Kenanga Research & Investment

Uzma Bhd - 1Q14 In-line; Ahoy Better Coming Quarters

kiasutrader
Publish date: Tue, 27 May 2014, 09:32 AM

Period  1Q14

Actual vs. Expectations Uzma Bhd (UZMA)’s 1Q14 net profit of RM8.4m accounted for 18.8% of our full-year FY14 estimate (RM44.9m) and 18.4% of the consensus (RM45.7m).

 We deem the results to be within our expectations as the 1Q is seasonally weaker for UZMA. Furthermore, administrative expenses were higher in the quarter as Uzma spent ahead on new staff hires to pursue upcoming projects across divisions (including the RSC contract which was awarded in Apr-14). We look forward to such projects catching up and contributions from 2Q14 onwards.

Dividends  No dividend was declared as expected.

Key Results Highlights QoQ, the 1Q14 net profit was up by 28.2% despite lower revenue (-15.3% on account of lower drilling activities in 1Q) namely due to (i) better margins (+13.3pts) in the trading division improved on more MECAS activities; and (ii) better Setegap Ventures activities that led to a significant growth in JCE earnings (+>100%).

 YoY, 1Q14 net profit was down marginally by 4.8% mainly due to higher administration and operating expenses resulting in slimmer margins as UZMA spends ahead for upcoming projects across the board (including the RSC project it won in Apr). The company has is also spending for its new HQ, which contributed to increases in admin costs as well.

Outlook  Further catalysts for FY14-15E earnings growth are: (i) earlierthan-expected income recognition from the RSC project (we only forecasted a contribution in FY15), and (ii) success in acquiring the Thai oilfield services company which would lead to a new income stream. According to UZMA, the Thai acquisition comes with revenue guarantee of USD18.2m (RM59.2m) and USD22.6m (RM73.5m) for FY14 and FY15, respectively.

 Uzma’s order book stands at RM1.8b whilst bids are at RM2.6b.

 Further game-changers are the successful participation in any of the Chemical Enhanced Oil Recovery (CEOR) projects.

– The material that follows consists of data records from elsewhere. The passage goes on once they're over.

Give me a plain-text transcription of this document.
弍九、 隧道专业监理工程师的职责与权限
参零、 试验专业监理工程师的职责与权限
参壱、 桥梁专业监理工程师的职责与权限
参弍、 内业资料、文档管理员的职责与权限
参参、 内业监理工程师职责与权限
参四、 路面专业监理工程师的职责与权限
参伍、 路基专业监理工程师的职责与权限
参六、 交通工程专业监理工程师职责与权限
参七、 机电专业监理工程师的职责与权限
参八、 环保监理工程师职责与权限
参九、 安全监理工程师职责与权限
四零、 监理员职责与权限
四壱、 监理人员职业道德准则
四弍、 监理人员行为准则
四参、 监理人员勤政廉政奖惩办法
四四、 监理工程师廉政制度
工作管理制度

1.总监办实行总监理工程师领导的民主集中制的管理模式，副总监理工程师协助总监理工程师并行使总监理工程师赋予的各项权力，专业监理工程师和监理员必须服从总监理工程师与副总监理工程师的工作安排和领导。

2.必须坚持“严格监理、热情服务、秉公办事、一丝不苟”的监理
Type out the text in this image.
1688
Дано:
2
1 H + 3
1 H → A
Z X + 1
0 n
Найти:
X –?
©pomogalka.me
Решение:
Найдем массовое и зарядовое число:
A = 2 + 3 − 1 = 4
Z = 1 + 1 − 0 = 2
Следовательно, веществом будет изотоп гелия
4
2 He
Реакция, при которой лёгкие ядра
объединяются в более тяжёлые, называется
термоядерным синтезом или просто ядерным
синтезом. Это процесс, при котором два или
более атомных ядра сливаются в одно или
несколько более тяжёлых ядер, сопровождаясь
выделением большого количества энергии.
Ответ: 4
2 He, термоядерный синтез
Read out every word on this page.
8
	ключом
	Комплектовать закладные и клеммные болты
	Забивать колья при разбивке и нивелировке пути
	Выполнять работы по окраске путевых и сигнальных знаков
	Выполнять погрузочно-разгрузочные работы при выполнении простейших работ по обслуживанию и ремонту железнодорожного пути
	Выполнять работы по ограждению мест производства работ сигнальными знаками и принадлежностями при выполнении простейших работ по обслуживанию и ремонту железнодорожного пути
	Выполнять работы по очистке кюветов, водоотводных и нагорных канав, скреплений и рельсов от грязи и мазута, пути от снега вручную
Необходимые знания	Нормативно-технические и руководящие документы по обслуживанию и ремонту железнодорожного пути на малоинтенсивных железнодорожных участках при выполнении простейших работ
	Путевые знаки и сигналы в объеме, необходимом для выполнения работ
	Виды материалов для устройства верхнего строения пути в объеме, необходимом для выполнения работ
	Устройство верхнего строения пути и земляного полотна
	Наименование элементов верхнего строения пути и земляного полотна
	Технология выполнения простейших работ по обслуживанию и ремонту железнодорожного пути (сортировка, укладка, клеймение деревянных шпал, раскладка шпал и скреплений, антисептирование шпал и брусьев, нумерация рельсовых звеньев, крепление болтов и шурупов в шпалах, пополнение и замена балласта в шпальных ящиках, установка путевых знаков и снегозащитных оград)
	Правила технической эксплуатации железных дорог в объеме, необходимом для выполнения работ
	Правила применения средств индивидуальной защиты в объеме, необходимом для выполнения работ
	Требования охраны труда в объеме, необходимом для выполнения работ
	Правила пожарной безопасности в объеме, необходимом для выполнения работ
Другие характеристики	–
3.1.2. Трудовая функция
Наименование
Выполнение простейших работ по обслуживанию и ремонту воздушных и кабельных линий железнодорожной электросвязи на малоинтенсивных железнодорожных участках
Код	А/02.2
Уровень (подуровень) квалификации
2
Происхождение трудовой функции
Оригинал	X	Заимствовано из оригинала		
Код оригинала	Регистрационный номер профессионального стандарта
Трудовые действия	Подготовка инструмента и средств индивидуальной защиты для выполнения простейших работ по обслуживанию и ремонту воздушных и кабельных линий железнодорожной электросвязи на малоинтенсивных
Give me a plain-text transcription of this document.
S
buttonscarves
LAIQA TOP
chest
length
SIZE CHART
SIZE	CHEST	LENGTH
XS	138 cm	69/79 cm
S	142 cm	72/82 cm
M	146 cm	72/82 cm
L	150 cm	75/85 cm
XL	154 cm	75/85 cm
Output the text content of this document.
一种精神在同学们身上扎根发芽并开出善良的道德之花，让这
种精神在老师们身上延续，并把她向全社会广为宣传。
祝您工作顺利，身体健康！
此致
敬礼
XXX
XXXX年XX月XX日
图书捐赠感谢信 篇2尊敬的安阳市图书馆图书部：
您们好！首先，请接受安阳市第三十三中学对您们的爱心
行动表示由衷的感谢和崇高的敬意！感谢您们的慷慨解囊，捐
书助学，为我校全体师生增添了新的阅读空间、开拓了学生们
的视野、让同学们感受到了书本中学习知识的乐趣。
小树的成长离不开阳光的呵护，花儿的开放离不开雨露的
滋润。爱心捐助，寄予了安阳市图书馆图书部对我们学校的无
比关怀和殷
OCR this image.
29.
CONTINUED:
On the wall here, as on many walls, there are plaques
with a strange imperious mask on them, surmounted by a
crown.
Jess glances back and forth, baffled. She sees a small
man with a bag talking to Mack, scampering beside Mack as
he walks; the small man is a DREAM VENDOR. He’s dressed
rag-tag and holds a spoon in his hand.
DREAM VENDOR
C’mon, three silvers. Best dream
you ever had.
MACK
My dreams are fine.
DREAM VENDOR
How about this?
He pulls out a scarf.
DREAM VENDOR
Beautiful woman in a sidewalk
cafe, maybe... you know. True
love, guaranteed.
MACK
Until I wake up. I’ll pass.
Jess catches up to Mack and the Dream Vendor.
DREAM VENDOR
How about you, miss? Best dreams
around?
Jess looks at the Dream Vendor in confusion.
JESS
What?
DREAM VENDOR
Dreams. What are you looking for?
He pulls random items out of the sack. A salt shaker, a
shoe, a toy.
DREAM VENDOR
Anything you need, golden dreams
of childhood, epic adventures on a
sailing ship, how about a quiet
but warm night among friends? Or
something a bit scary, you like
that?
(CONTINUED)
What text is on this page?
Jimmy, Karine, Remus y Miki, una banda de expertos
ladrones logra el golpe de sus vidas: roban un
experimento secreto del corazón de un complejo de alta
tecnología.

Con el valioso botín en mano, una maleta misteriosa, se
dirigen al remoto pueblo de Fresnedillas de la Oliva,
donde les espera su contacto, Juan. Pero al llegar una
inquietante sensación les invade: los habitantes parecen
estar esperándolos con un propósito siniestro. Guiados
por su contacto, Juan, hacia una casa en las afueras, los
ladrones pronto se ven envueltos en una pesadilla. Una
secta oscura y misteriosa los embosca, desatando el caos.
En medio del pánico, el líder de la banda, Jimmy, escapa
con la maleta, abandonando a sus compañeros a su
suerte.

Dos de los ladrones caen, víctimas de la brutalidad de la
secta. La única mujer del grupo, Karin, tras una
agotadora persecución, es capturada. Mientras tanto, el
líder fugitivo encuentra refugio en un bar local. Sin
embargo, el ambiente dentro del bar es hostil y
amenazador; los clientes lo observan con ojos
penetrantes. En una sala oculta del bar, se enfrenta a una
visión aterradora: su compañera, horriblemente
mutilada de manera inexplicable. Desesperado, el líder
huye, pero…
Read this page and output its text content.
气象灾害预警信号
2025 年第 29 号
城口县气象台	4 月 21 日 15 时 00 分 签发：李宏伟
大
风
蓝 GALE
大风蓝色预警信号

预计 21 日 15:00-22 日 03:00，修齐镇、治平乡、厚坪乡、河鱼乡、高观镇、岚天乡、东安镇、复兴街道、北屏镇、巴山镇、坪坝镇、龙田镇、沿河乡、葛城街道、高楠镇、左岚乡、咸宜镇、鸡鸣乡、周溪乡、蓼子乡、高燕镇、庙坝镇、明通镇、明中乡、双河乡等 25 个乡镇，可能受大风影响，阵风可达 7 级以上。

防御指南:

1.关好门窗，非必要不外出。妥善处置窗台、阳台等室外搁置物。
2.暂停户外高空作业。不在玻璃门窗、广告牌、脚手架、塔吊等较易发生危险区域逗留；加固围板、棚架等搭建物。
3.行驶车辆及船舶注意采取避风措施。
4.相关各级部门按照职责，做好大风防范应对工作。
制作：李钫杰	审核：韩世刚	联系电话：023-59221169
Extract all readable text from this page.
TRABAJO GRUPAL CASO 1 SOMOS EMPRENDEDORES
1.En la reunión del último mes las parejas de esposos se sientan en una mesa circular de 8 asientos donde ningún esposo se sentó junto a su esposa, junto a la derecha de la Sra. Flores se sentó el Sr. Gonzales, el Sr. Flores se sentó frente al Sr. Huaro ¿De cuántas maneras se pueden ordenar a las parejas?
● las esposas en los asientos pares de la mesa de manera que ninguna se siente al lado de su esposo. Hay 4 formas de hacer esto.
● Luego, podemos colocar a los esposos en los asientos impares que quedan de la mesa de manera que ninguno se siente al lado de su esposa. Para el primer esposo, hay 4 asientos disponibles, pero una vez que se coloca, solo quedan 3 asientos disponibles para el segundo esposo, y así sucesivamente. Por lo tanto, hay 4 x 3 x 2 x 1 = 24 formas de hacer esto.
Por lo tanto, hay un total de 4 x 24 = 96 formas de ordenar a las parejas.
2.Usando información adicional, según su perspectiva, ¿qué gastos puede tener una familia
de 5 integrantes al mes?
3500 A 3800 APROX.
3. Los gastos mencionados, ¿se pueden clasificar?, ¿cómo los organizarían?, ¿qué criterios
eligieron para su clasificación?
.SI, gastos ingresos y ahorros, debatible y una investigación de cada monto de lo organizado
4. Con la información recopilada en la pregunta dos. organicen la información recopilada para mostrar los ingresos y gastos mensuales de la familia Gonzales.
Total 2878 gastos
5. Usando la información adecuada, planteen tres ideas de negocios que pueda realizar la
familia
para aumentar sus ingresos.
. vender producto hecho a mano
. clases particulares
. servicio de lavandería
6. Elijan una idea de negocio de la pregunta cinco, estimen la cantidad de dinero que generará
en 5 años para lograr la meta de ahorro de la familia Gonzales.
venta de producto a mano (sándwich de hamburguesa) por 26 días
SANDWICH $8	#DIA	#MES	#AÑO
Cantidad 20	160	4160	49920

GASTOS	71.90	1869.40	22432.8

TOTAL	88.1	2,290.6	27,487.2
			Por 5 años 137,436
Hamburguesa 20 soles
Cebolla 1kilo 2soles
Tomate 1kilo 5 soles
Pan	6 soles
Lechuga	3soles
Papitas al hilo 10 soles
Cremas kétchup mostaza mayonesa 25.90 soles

Change to Forecasts    As we deem the earnings to be within expectations, we maintain our FY14-15 forecasts.

Rating Maintain OUTPERFORM

Valuation  We maintain our TP of RM7.30, which is based on an unchanged targeted FY15 PER of 16x.

 Our PER is justifiable given that the stock has successfully moved up the value chain instead of just being a service provider; and as the share base is quite illiquid, appreciation can be significant.

 Ex-rights, in a maximum scenario, our TP would be RM3.78, versus ex-rights share price of RM3.58.

Risks to Our Call (i) Lower-than-expected margins and O&G activities; and (ii) delay in first-oil of the RSC.